Italian police: 2 in jail are al-Qaida suspects
ROME — Two French citizens jailed since last year on suspicion of smuggling migrants were al-Qaida propaganda point men in Europe and were heard talking about a possible attack on a Paris airport, Italian anti-terrorism investigators said Tuesday. But police stressed that investigators found no concrete plan of attack.
Italian police said Bassam Ayachi, 62, and Raphael Frederic Gendron, 33, were served warrants in jail on Tuesday accusing them of criminal association for international terrorism.

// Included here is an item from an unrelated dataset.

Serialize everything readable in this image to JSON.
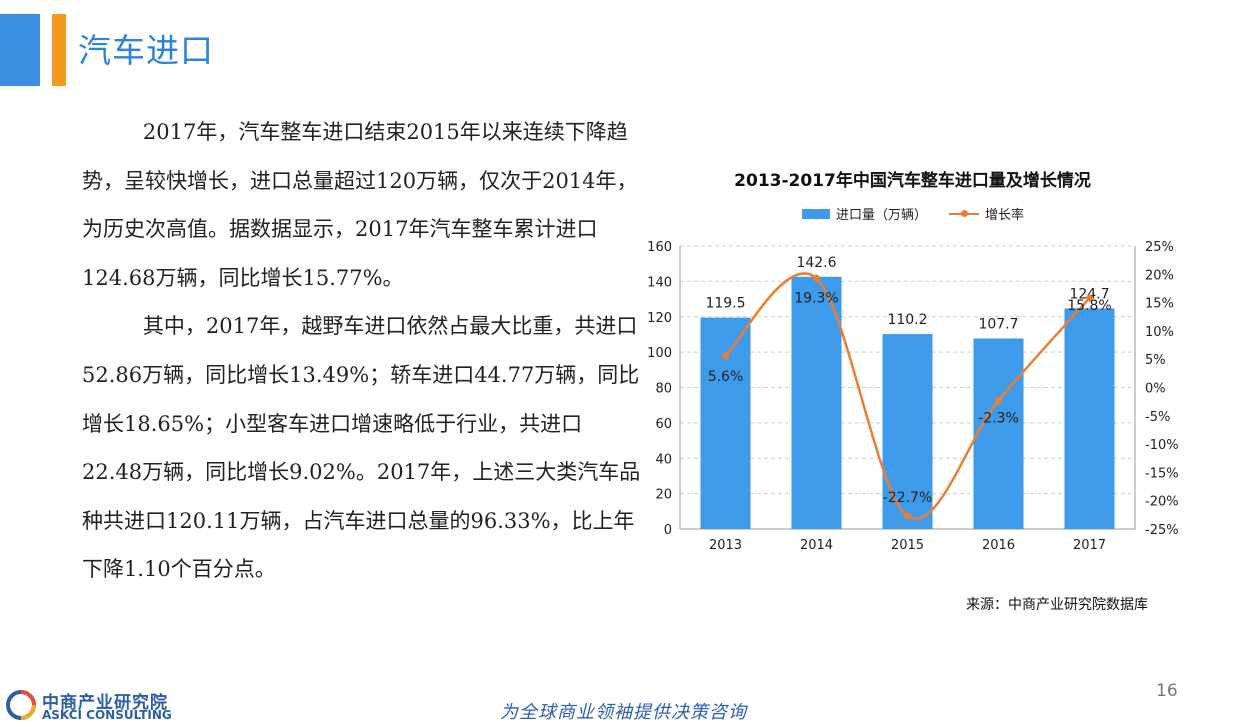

Prosecutor Roberto Rossi in Bari, where the pair have been jailed since November, said the two spoke explicitly in intercepted phone conversations about an attack in France, and that Charles de Gaulle airport outside Paris was mentioned.
“These two are top-level point men on the ideological level” for propaganda for al-Qaida in Europe, Italian anti-terrorism police official Claudio Galzerano said in a telephone interview.
A French judicial official said Tuesday that an investigation into a French and Belgian recruitment ring for Afghanistan turned up Ayachi’s and Gendron’s names. Evidence linked to the two men has been given to Italian authorities, the French official said, speaking on condition of anonymity in keeping with French judicial regulations.
French Interior Minister Michele Alliot-Marie briefed Parliament about the arrests Tuesday, saying the two were “known in connection with propaganda and recruitment operations, as well as for belonging to networks.” She said, “We don’t have any evidence to seriously suggest a threat against Roissy,” as Charles de Gaulle Airport is known.
The ANSA news agency said other alleged planning involved unspecified targets in Britain. Quoting from excerpts of transcripts of the intercepted jail conversations, it said the two spoke of “a need to strike at the English.”
It quoted Ayachi as referring to a plane, saying, “You don’t need me to tell you what it means to have a French plane” and saying in other references “we’ll kill by striking.”
Galzerano said investigations have indicated that the risk of such an attack by these two men inconsequential.
The initial concern over possible planning for terrorist attacks was based on excerpts of intercepted telephone conversation, and fragmentary phrases, said Galzerano, from the national UCIGOS anti-terrorism police squad.
But nothing has been found to back up any concrete plan of an attack, he told The AP.
Police said the conversations revealed that the men had been planning to go to Afghanistan.
Both were Brussels residents, and Ayachi was the religious authority at an Islamic center there, police said.
Police said Ayachi was the uncle of a Tunisian extremist convicted in 1999 of supporting terrorist organizations. The Tunisian is believed to have died in a suicide attack against U.S.-allied forces, police said without giving details of the attack.
The men have been held in Bari since November when they were arrested on suspicion of smuggling two Syrians and three Palestinians into Italy aboard a camping trailer, police said.